The general rule of thumb when working with an athlete is if it hurts, don’t do it or…

  1. Assess the situation and figure out why there’s pain in the first place.
  2. Is it acute pain or does it come on a day or two later?
  3. Is it muscle or joint pain (muscle soreness is ok, joint pain isn’t)
  4. Is the issue lack of muscular activation to support the joints?
  5. Is it positioning related? Can I adjust your position to make you move better and not feel pain?
  6. Is it mobility related? If so, limit the movement and see if the pain persists.

For the mental and emotional side of things get to know your client. You should be able to tell when something’s up. Know what motivates them and use it. Don’t say stupid s#it and embarrass them or, be-little them, or humiliate them. Find out more about them so you can bring out the best in them when they need it the most.
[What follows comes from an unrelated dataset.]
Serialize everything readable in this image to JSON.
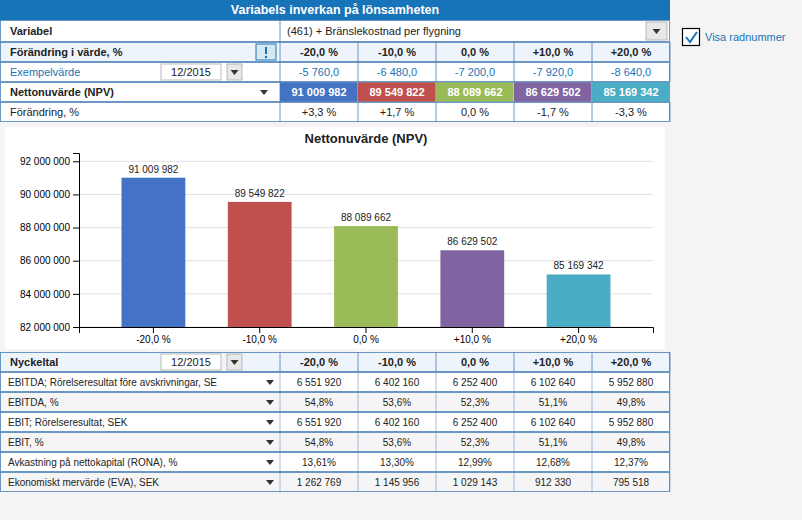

As an athlete it’s up to you to tell your coach, trainer or therapist if something doesn’t feel good. Ask for an explanation why it might feel that way. If they can’t give you a proper answer kick them to the curb. If they say “I don’t know let me figure this out” and they actually do some research or ask someone with more knowledge or refer you to someone else about the situation, then you’ve got a good coach.

It’s your body. Ask questions and learn its limitations. If you don’t you could be setting yourself up for injury.

Oh yeah, don’t forget to fire your coach if he gets you deadlifting for three years and you’re in pain after each and every time you do it.